Esse é o comentário do Pedro Doria sobre o debate de ontem entre McCain e Obama - que eu não vi, fiquei perdendo meu tempo com Dunga e companhia. Mas me lembrou do que eu pensei durante o debate entre Gabeira e Eduardo Paes, na Bandeirantes, domingo passado: como é mala o formato desses trecos por aqui.

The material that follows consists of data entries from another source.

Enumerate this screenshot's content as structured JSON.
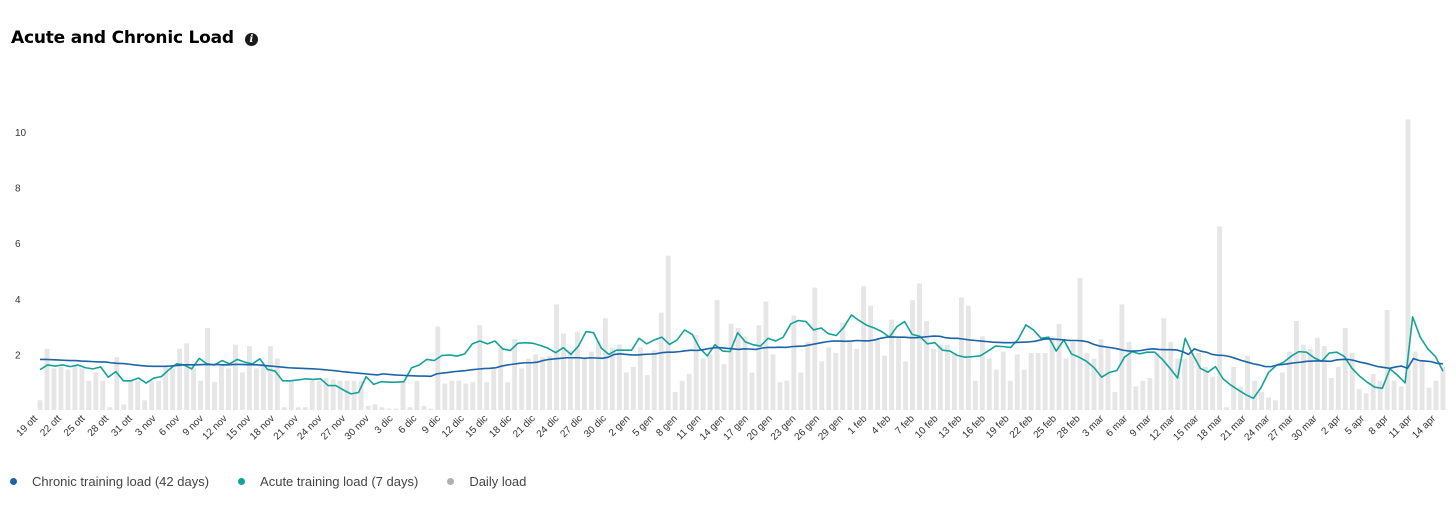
{
  "header": {
    "title": "Acute and Chronic Load",
    "info_icon": "info-icon"
  },
  "colors": {
    "chronic": "#1b64a8",
    "acute": "#14a39a",
    "daily": "#e6e6e6",
    "daily_legend": "#b0b0b0"
  },
  "chart_data": {
    "type": "bar",
    "ylim": [
      0,
      11
    ],
    "yticks": [
      2,
      4,
      6,
      8,
      10
    ],
    "grid": false,
    "legend_position": "bottom-left",
    "xtick_labels": [
      "19 ott",
      "22 ott",
      "25 ott",
      "28 ott",
      "31 ott",
      "3 nov",
      "6 nov",
      "9 nov",
      "12 nov",
      "15 nov",
      "18 nov",
      "21 nov",
      "24 nov",
      "27 nov",
      "30 nov",
      "3 dic",
      "6 dic",
      "9 dic",
      "12 dic",
      "15 dic",
      "18 dic",
      "21 dic",
      "24 dic",
      "27 dic",
      "30 dic",
      "2 gen",
      "5 gen",
      "8 gen",
      "11 gen",
      "14 gen",
      "17 gen",
      "20 gen",
      "23 gen",
      "26 gen",
      "29 gen",
      "1 feb",
      "4 feb",
      "7 feb",
      "10 feb",
      "13 feb",
      "16 feb",
      "19 feb",
      "22 feb",
      "25 feb",
      "28 feb",
      "3 mar",
      "6 mar",
      "9 mar",
      "12 mar",
      "15 mar",
      "18 mar",
      "21 mar",
      "24 mar",
      "27 mar",
      "30 mar",
      "2 apr",
      "5 apr",
      "8 apr",
      "11 apr",
      "14 apr"
    ],
    "series": [
      {
        "name": "Chronic training load (42 days)",
        "kind": "line",
        "values": [
          1.82,
          1.82,
          1.81,
          1.8,
          1.79,
          1.78,
          1.78,
          1.76,
          1.75,
          1.74,
          1.73,
          1.73,
          1.7,
          1.68,
          1.67,
          1.65,
          1.62,
          1.6,
          1.58,
          1.57,
          1.57,
          1.57,
          1.58,
          1.6,
          1.62,
          1.63,
          1.62,
          1.63,
          1.64,
          1.63,
          1.64,
          1.62,
          1.63,
          1.64,
          1.64,
          1.63,
          1.63,
          1.62,
          1.6,
          1.58,
          1.56,
          1.54,
          1.52,
          1.51,
          1.5,
          1.49,
          1.48,
          1.47,
          1.45,
          1.43,
          1.41,
          1.38,
          1.36,
          1.34,
          1.32,
          1.3,
          1.28,
          1.26,
          1.3,
          1.28,
          1.26,
          1.25,
          1.24,
          1.23,
          1.22,
          1.22,
          1.21,
          1.3,
          1.33,
          1.35,
          1.38,
          1.4,
          1.42,
          1.45,
          1.47,
          1.49,
          1.5,
          1.52,
          1.58,
          1.62,
          1.65,
          1.68,
          1.7,
          1.7,
          1.72,
          1.78,
          1.82,
          1.84,
          1.86,
          1.88,
          1.88,
          1.88,
          1.86,
          1.88,
          1.87,
          1.86,
          1.9,
          2.0,
          2.02,
          2.0,
          1.98,
          1.98,
          2.0,
          2.01,
          2.02,
          2.06,
          2.08,
          2.08,
          2.1,
          2.13,
          2.15,
          2.14,
          2.17,
          2.21,
          2.24,
          2.24,
          2.22,
          2.2,
          2.18,
          2.2,
          2.19,
          2.18,
          2.23,
          2.25,
          2.25,
          2.26,
          2.25,
          2.28,
          2.29,
          2.3,
          2.34,
          2.38,
          2.42,
          2.46,
          2.48,
          2.48,
          2.47,
          2.48,
          2.5,
          2.49,
          2.49,
          2.52,
          2.58,
          2.62,
          2.63,
          2.62,
          2.62,
          2.6,
          2.6,
          2.62,
          2.64,
          2.66,
          2.65,
          2.6,
          2.58,
          2.58,
          2.55,
          2.52,
          2.5,
          2.48,
          2.46,
          2.44,
          2.43,
          2.42,
          2.42,
          2.43,
          2.44,
          2.45,
          2.47,
          2.52,
          2.56,
          2.55,
          2.54,
          2.52,
          2.5,
          2.5,
          2.49,
          2.45,
          2.36,
          2.3,
          2.27,
          2.24,
          2.2,
          2.15,
          2.12,
          2.12,
          2.14,
          2.18,
          2.2,
          2.18,
          2.17,
          2.17,
          2.16,
          2.1,
          2.0,
          2.2,
          2.12,
          2.08,
          2.0,
          1.97,
          1.96,
          1.92,
          1.85,
          1.78,
          1.72,
          1.66,
          1.62,
          1.56,
          1.56,
          1.62,
          1.64,
          1.67,
          1.7,
          1.72,
          1.75,
          1.76,
          1.77,
          1.76,
          1.75,
          1.8,
          1.82,
          1.82,
          1.78,
          1.72,
          1.68,
          1.62,
          1.56,
          1.53,
          1.5,
          1.55,
          1.58,
          1.5,
          1.85,
          1.78,
          1.76,
          1.74,
          1.68,
          1.66
        ]
      },
      {
        "name": "Acute training load (7 days)",
        "kind": "line",
        "values": [
          1.45,
          1.62,
          1.58,
          1.62,
          1.56,
          1.62,
          1.52,
          1.48,
          1.55,
          1.18,
          1.38,
          1.05,
          1.05,
          1.15,
          0.97,
          1.15,
          1.2,
          1.45,
          1.66,
          1.62,
          1.48,
          1.86,
          1.66,
          1.62,
          1.78,
          1.66,
          1.82,
          1.72,
          1.66,
          1.84,
          1.46,
          1.4,
          1.05,
          1.05,
          1.08,
          1.12,
          1.1,
          1.12,
          0.88,
          0.88,
          0.72,
          0.58,
          0.63,
          1.2,
          0.92,
          1.02,
          1.0,
          1.0,
          1.02,
          1.52,
          1.62,
          1.82,
          1.78,
          1.96,
          1.98,
          1.94,
          2.02,
          2.38,
          2.48,
          2.38,
          2.48,
          2.2,
          2.14,
          2.4,
          2.42,
          2.4,
          2.32,
          2.22,
          2.06,
          2.24,
          2.0,
          2.3,
          2.82,
          2.78,
          2.23,
          2.0,
          2.15,
          2.15,
          2.15,
          2.58,
          2.38,
          2.52,
          2.62,
          2.36,
          2.52,
          2.88,
          2.72,
          2.22,
          1.95,
          2.35,
          2.12,
          2.1,
          2.78,
          2.45,
          2.35,
          2.3,
          2.58,
          2.48,
          2.62,
          3.1,
          3.22,
          3.18,
          2.88,
          2.95,
          2.74,
          2.68,
          2.98,
          3.42,
          3.22,
          3.05,
          2.95,
          2.82,
          2.62,
          3.0,
          3.18,
          2.72,
          2.65,
          2.38,
          2.42,
          2.15,
          2.12,
          1.96,
          1.9,
          1.92,
          1.95,
          2.12,
          2.3,
          2.28,
          2.25,
          2.55,
          3.06,
          2.88,
          2.58,
          2.62,
          2.12,
          2.52,
          2.02,
          1.9,
          1.75,
          1.52,
          1.18,
          1.35,
          1.42,
          1.9,
          2.1,
          2.02,
          2.08,
          2.08,
          1.82,
          1.5,
          1.15,
          2.58,
          2.0,
          1.5,
          1.36,
          1.56,
          1.12,
          0.9,
          0.72,
          0.55,
          0.42,
          0.8,
          1.35,
          1.6,
          1.72,
          1.94,
          2.1,
          2.08,
          1.88,
          1.75,
          2.05,
          2.08,
          1.92,
          1.5,
          1.22,
          1.0,
          0.82,
          0.78,
          1.48,
          1.25,
          0.98,
          3.35,
          2.62,
          2.2,
          1.92,
          1.4
        ]
      },
      {
        "name": "Daily load",
        "kind": "bar",
        "values": [
          0.35,
          2.2,
          1.5,
          1.55,
          1.45,
          1.6,
          1.5,
          1.05,
          1.35,
          1.05,
          0.1,
          1.9,
          0.2,
          1.05,
          1.05,
          0.35,
          1.05,
          1.05,
          1.55,
          1.5,
          2.2,
          2.4,
          1.5,
          1.05,
          2.95,
          1.0,
          1.65,
          1.5,
          2.35,
          1.35,
          2.3,
          1.5,
          1.65,
          2.3,
          1.85,
          0.1,
          1.05,
          0.1,
          0.1,
          1.05,
          1.05,
          1.15,
          1.1,
          1.05,
          1.05,
          1.05,
          1.05,
          0.15,
          0.2,
          0.1,
          0.05,
          0.05,
          1.0,
          0.1,
          1.05,
          0.15,
          0.05,
          3.0,
          0.95,
          1.05,
          1.05,
          0.95,
          1.0,
          3.05,
          1.0,
          1.55,
          2.25,
          1.0,
          2.55,
          1.5,
          1.85,
          2.0,
          1.9,
          1.95,
          3.8,
          2.75,
          2.15,
          2.8,
          1.85,
          2.1,
          2.5,
          3.3,
          2.25,
          2.35,
          1.35,
          1.55,
          2.25,
          1.25,
          2.15,
          3.5,
          5.55,
          0.65,
          1.05,
          1.3,
          2.7,
          1.85,
          2.0,
          3.95,
          1.65,
          3.1,
          2.95,
          2.65,
          1.35,
          3.05,
          3.9,
          2.0,
          1.0,
          1.05,
          3.4,
          1.35,
          2.45,
          4.4,
          1.75,
          2.25,
          2.05,
          3.15,
          2.45,
          2.2,
          4.45,
          3.75,
          2.55,
          1.95,
          3.25,
          2.6,
          1.75,
          3.95,
          4.55,
          3.2,
          2.2,
          2.35,
          2.35,
          2.05,
          4.05,
          3.75,
          1.05,
          2.65,
          1.85,
          1.45,
          2.1,
          1.05,
          2.0,
          1.45,
          2.05,
          2.05,
          2.05,
          2.65,
          3.1,
          1.85,
          2.45,
          4.75,
          2.05,
          1.85,
          2.55,
          2.25,
          0.65,
          3.8,
          2.45,
          0.85,
          1.05,
          1.15,
          2.05,
          3.3,
          2.45,
          1.85,
          1.85,
          2.05,
          2.05,
          1.55,
          1.2,
          6.6,
          0.1,
          1.55,
          0.85,
          1.95,
          1.05,
          0.65,
          0.45,
          0.35,
          1.35,
          2.1,
          3.2,
          2.35,
          2.2,
          2.6,
          2.3,
          1.15,
          1.55,
          2.95,
          2.05,
          0.75,
          0.6,
          1.3,
          1.05,
          3.6,
          1.05,
          0.85,
          10.45,
          2.1,
          1.8,
          0.8,
          1.05,
          1.55
        ]
      }
    ]
  }
}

É tudo engessado, tudo com cronômetro rolando, tudo contado. Corta-se o áudio pra não deixar uma resposta ser completa. A gente vê que há mais assunto em uma discussão, mas ela acaba mesmo assim. Um não olha pro outro. E, no meio, um mediador que sempre parece um robô, repetindo regras a cada 10 minutos. A gente já não gosta de ler manual de instruções de nada - imagina ouvir um sendo lido em voz alta repetidamente. A coisa parece um jardim de infância, em que alguém tem que ficar de olho nas crianças o tempo inteiro pra não fazerem besteira - se deixar solto, sabe lá o que esses moleques vão aprontar, né?

O formato americano não tem nada a ver com isso. Ninguém corta o áudio, não tem réplica, tréplica, pedido de direito de resposta, "você tem 2 minutos". A coisa parece até um debate mesmo, uma discussão de idéias, um pergunta, o outro responde, o jornalista no meio tira dúvidas em cima das respostas.

Na última eleição pra presidente, a Globo apostou em um formato mais próximo a isso no segundo turno, com o Bonner servindo de moderador. Podiam tentar de novo pra esta eleição pra prefeito.